その一環として19年8月からAIチャットボットによる問い合わせ対応サービスを開始しました。また、20年度には証明書コンビニ交付サービスを開始します。さらにマイナポータル等を活用したデジタル手続きサービスの拡大も考えています。例えば、子育てワンストップサービスと合わせた形で各種手続きを充実させることで、若い世代への利用拡大が期待できるのではないでしょうか。
──業務効率化も引き続きの課題です。
三谷 そうですね。さらなる業務の効率化の実現には、組織全体で業務の棚卸しや業務プロセスの改善などを進める必要があると考えています。これについては、関係部門と連携しながら最適解を検討することになるでしょう。
情報部門としては、システム周りの事務の効率化から考えていく方針です。その点で重視しているのが〈入力作業の省力化〉です。過渡期の問題とはいえ、しばらくはデジタル手続きと紙の申請書との並行期間が続くでしょう。これまで手書きの申請書をデジタルデータに変換し、システムに入力するのは“人の手”でしたが、今後はできるだけ人手を介さずに済むようにします。
一例がRPAやAI-OCRの導入です。19年度に実証実験を行い効果を見通せたので、20年度は本格運用を進めていきたいと考えています。また、「TASKクラウドかんたん窓口システム」にも期待しています。タブレット端末から申請手続きが行えるため、住民は申請書に記入する手間から開放され、入力された情報は「TASKクラウド住基システム」へ連携されるので職員の作業も軽減できます。
今後の課題は、行政データの活用
齊藤 惇 係長
齊藤 もう一つの大きな柱は〈行政データの有効活用〉です。これに先駆け、今春、統合型GISの更新に合わせ、住民情報がGIS上に日々反映される仕組みを導入しました。今後、地理情報をオープンデータとして公開するのに加え、各課の政策立案のための基礎資料としても有効に活用していきたいと考えています。

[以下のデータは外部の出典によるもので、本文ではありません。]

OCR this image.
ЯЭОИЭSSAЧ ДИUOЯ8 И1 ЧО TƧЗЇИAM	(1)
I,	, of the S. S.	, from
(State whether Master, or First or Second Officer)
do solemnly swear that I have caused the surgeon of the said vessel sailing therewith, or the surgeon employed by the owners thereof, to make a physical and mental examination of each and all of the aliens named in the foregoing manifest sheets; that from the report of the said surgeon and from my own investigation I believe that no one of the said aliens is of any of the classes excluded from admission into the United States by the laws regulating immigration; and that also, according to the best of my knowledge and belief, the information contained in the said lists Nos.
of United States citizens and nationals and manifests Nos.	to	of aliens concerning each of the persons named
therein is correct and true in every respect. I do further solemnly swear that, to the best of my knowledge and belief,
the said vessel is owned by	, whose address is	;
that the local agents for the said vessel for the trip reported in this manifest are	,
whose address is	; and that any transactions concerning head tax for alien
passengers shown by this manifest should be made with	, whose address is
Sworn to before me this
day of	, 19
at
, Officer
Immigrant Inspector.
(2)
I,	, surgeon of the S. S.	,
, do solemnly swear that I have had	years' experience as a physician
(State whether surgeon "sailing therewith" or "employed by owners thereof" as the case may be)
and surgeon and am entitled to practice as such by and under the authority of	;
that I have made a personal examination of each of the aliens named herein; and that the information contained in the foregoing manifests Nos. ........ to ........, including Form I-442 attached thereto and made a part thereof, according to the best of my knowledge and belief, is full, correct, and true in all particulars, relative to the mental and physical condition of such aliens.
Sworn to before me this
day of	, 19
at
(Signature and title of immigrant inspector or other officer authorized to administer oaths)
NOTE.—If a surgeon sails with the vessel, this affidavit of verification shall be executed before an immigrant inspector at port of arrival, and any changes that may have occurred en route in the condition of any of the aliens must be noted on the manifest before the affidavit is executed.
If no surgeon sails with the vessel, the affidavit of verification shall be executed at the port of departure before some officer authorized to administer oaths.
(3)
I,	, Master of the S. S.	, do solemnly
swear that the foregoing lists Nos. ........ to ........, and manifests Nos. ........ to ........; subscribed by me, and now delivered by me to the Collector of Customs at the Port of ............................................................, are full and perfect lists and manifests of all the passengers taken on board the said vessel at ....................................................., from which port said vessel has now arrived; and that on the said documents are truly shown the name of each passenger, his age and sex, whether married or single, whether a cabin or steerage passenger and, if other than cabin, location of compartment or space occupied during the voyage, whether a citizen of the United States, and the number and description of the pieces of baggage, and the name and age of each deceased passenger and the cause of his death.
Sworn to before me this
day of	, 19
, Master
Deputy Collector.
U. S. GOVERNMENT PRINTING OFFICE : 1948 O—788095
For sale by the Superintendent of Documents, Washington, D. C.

例えば、介護認定情報との連携により、災害時に支援が必要な住民の要介護度を地図上で確認するなどの活用が期待できます。また、年代や性別など条件抽出したデータをもとに約50メートルから250メートル四方のメッシュデータを作成し、他のさまざまなデータと組み合わせ、情報を見える化することで、各課が新たな気付きを得られるものとしたいですね。
──データ活用は今後の重要課題で、当社でも本格的な研究を開始しました。
三谷 GISは特に目新しいものではありませんが、どう活用するかはアイデア次第です。ぜひ一歩先行くデータ活用を実現していきたいですね。
20年1月からTASKクラウドが稼働を開始し、坂戸市の住民情報・税務情報等はTKCのデータセンターへ日々蓄積されることになりました。そうした行政データは有効に活用されてこそ意味があります。有用なオープンデータを公開すれば、民間事業者がそれを活用して新しい事業やサービスの創出、地域活性化につなげることができます。また、庁内においてもデータの詳細分析により、社会課題の解決へ役立てることが可能となるでしょう。
データを分析し仮説を立て、何度も検証し、成果を世に出していくには、行政サービスの“現場の知見”とICTのコラボレーションが欠かせません。そうした研究でもTKCと相互協力していけることを期待しています。